If you have ever laid your hands on Microsoft Windows, you might have played games like Solitaire, FreeCell and Minesweeper.
If not, you belong to a minority group of people for sure. At the superficial level, we all assumed that Microsoft Windows added these games for entertainment but is that really the real reason? Well, the answer is no. Let’s dive deep to find the real purpose of these games on Windows PC.
Which is the first game added on Microsoft Windows?
The first game to be introduced in Microsoft Windows was Solitaire. The game was made available on Windows 3.0, which was rolled out in 1990. The game existed in the offline world too in the late 1700s. However, Microsoft popularised its digital version and showed the world that you do not need a physical card deck actually to play a card game. Later, Microsoft also added Hearts, Minesweeper and FreeCell.
Actual Purpose of Microsoft Games
Solitaire was made available in Microsoft Windows with the intention that it will make the Windows users familiar with the command-line input. In Solitaire, the player has to drag and drop the cards and Microsoft wanted to teach this to the Windows users in a fun way so that it doesn’t even feel like the users are actually learning something. Even today, we need to keep on dragging and dropping and this tells us that Microsoft was indeed a visionary company. According to Microsoft telemetry, Solitaire was so popular among Windows users that it is ranked one of the three most used Windows games and even surpassed Word and Excel. Also, at a point, Solitaire became a point of concern because the companies were losing business productivity as the employees used to play these games a lot, reducing their actual working hours.
Minesweeper was also added to Microsoft Windows PC with the same intention. Originally, this logic-based game came into the picture around the 1960s-1970s and was popularly known as “Cube” and Jerimac Ratliff created the game. Later, in 1992, Microsoft introduced Minesweeper in Windows 3.1. If you have guessed that the real purpose was again not to provide a form of entertainment, you are right. Minesweeper was added to make the users familiar with the left and right-clicking mechanism with precision using the mouse.

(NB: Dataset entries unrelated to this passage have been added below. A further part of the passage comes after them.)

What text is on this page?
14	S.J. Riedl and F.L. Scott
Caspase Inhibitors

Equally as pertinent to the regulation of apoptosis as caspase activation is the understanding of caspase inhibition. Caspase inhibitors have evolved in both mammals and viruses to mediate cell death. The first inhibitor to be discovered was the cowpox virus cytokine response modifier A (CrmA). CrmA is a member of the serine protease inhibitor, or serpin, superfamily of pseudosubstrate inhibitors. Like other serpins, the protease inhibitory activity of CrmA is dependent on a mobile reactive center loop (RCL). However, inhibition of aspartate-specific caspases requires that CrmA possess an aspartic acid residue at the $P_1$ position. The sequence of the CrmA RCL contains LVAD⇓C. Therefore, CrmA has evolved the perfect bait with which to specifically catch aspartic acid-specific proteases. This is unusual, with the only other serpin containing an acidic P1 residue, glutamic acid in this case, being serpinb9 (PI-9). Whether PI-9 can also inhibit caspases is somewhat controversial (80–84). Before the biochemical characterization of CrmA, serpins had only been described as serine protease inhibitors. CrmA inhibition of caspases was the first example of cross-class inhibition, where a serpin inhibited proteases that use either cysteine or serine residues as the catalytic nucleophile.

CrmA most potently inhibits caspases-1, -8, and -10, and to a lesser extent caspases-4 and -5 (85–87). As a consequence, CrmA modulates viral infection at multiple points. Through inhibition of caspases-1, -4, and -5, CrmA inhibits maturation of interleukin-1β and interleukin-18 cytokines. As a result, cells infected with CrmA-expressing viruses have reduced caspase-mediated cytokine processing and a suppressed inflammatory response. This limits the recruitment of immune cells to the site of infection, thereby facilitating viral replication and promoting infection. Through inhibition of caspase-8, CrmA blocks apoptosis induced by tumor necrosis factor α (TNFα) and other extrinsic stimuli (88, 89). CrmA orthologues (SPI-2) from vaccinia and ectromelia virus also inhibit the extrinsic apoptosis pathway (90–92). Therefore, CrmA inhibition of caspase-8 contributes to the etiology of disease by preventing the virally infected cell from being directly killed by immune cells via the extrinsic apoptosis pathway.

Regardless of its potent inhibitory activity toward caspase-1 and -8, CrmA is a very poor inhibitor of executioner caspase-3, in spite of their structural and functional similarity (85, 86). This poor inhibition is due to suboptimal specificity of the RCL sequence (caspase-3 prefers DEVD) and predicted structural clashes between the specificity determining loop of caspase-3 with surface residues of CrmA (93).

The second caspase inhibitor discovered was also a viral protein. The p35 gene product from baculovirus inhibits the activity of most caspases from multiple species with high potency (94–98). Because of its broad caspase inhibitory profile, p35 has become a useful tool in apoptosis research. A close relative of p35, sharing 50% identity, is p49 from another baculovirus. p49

Hearts, which is another popular Microsoft game, was added in Windows for Workgroups 3.1 in the year 1992 for flaunting the networking capabilities of the computer system. Windows for Workgroups 3.1 was the first Windows version that was network ready. When playing the game, the users could see multiple players playing the same game using the computer network. This is the reason why the game was originally named “The Microsoft Hearts Network”.
Lastly, we have FreeCell, which was rolled out for Windows 3.1. The real purpose of the game was to test the 32-bit thunking layer. Are you wondering how FreeCell helped in that testing? If the thunking layer was improperly installed on the Windows device, the FreeCell game wouldn’t actually run. So, what you thought was a game to entertain you was actually a mechanism to check whether the software was working properly or not. How shocking is that?

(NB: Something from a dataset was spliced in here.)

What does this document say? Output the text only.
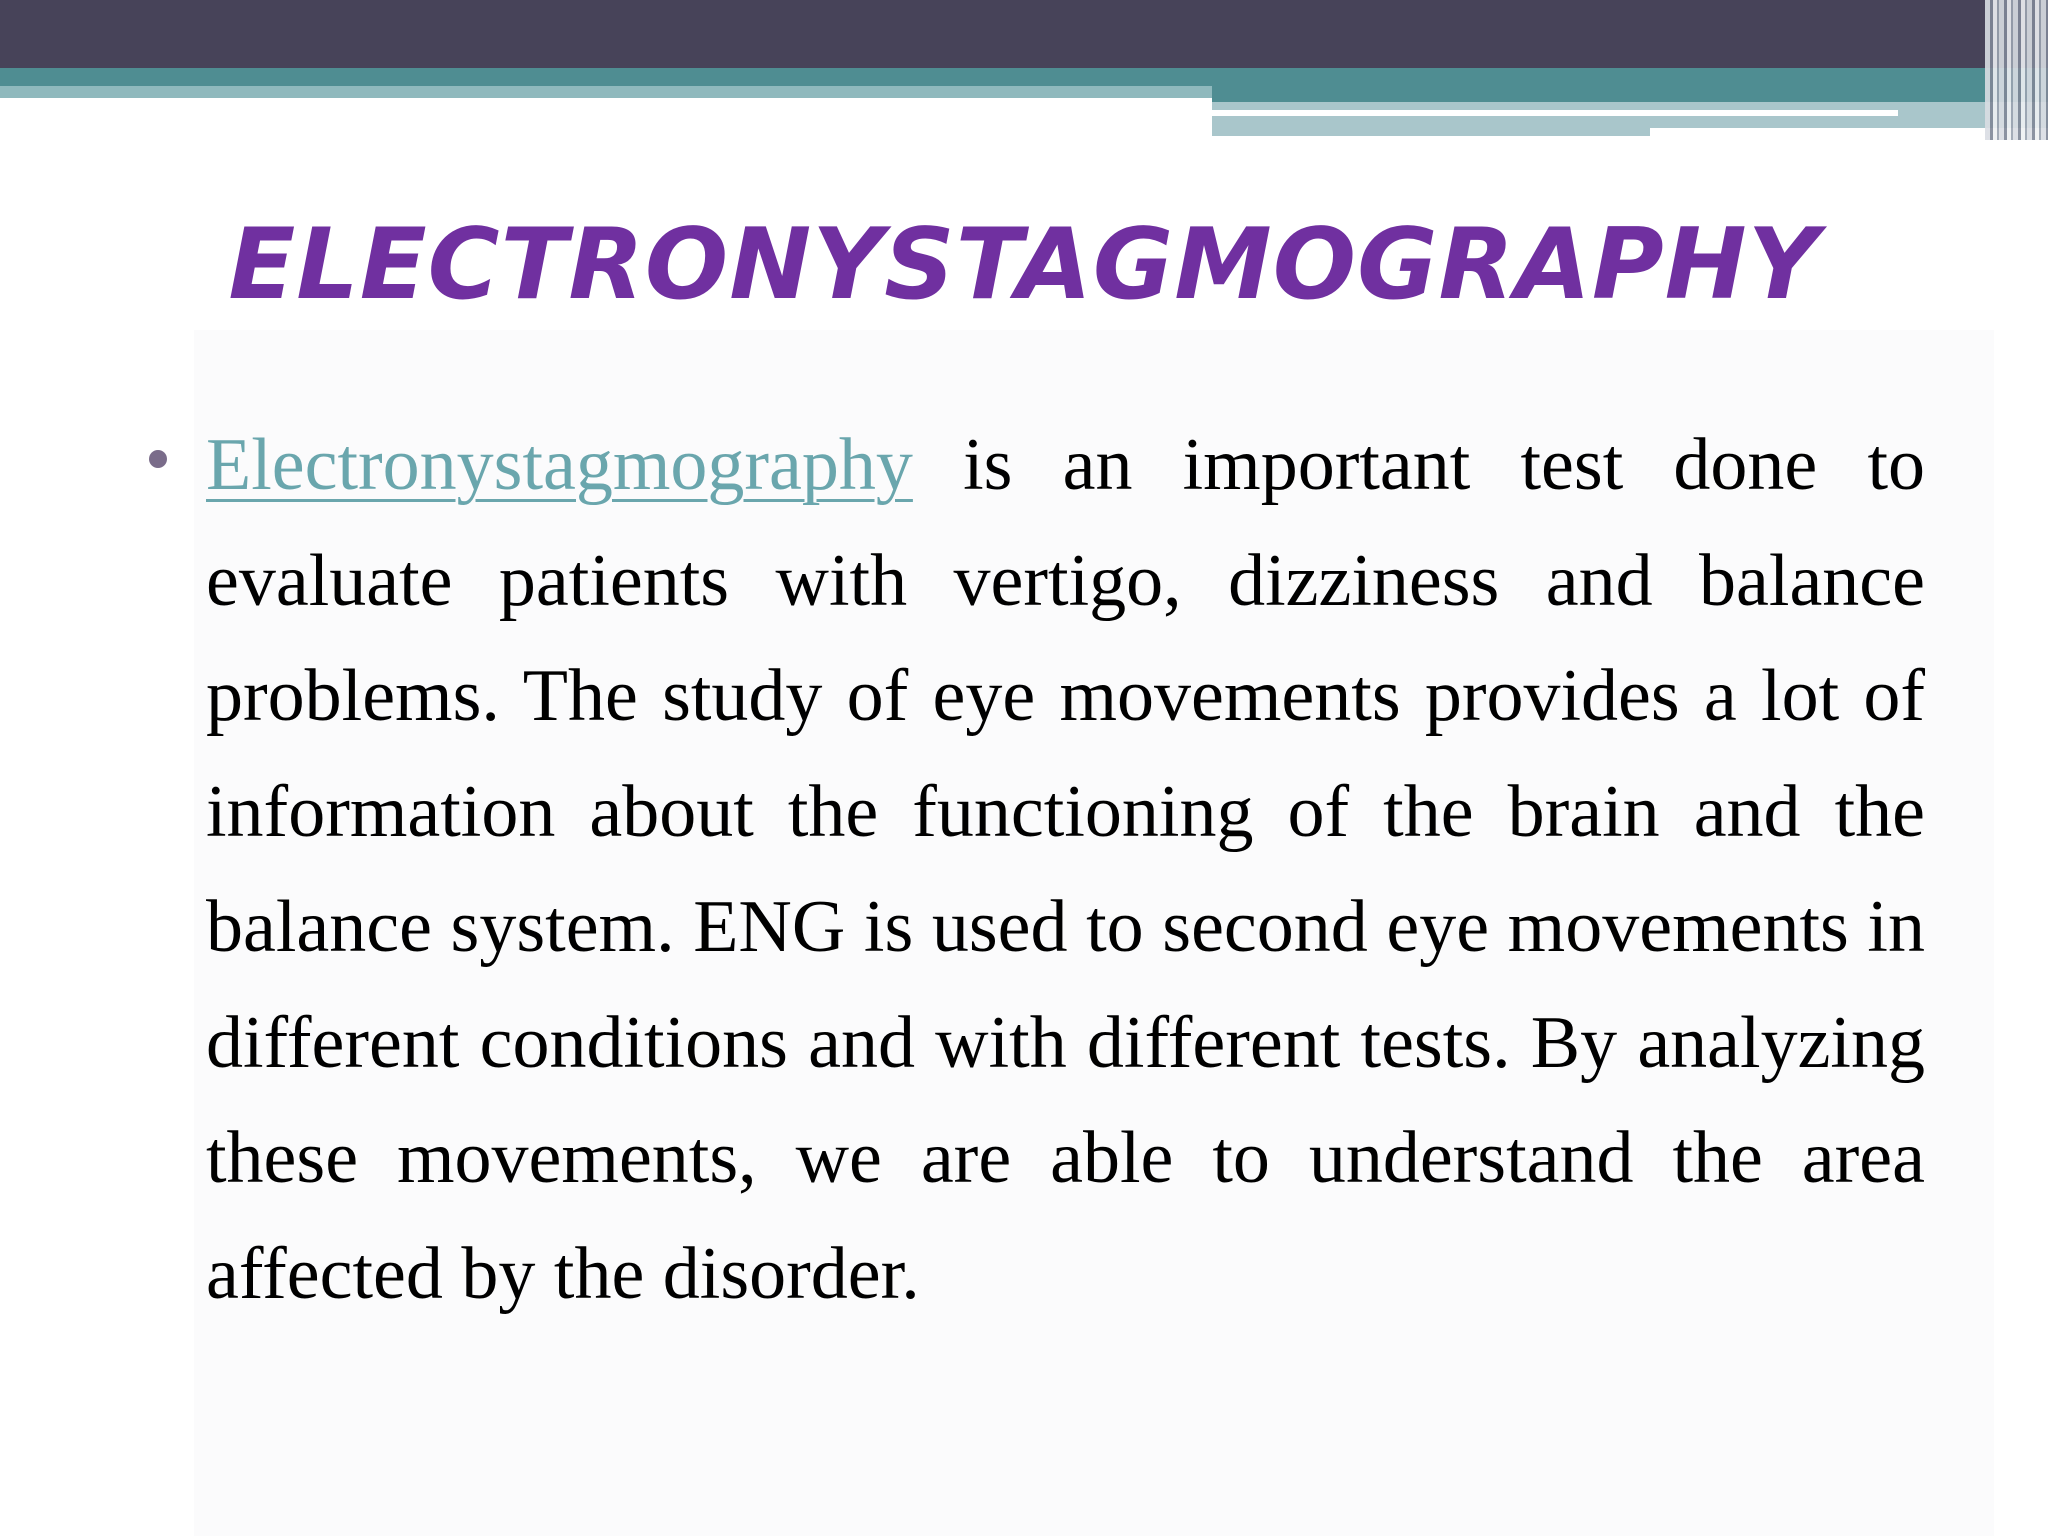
ELECTRONYSTAGMOGRAPHY
Electronystagmography is an important test done to evaluate patients with vertigo, dizziness and balance problems. The study of eye movements provides a lot of information about the functioning of the brain and the balance system. ENG is used to second eye movements in different conditions and with different tests. By analyzing these movements, we are able to understand the area affected by the disorder.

Why do Microsoft Windows still have these games?
Clearly, the original purpose of these popular games has already served the real purpose, then why can we still find these games on our Windows PC? The answer is extremely simple; the game still exists because the Windows users loved them immensely. Whenever Microsoft tried to roll out a new Windows version without these games, the company faced a sharp backlash from these games’ fans. Microsoft rolled out Microsoft Solitaire Collection for Windows 10 developed by Arkadium, Smoking Gun Interactive and Microsoft Casual Game and published by Xbox Game Studios to at least introduce new features and evolve.
Currently, the Microsoft Solitaire Collection includes the following five-card games: Klondike – the classic solitaire, Spider, FreeCell, Pyramid and TriPeaks with beautiful graphics. Windows users used to engage with these games back then, and even now, nothing has changed except for the design and the themes. The game still exists because they have become immensely popular, and the users love to have them ready on their work laptop so they can play during a break easily.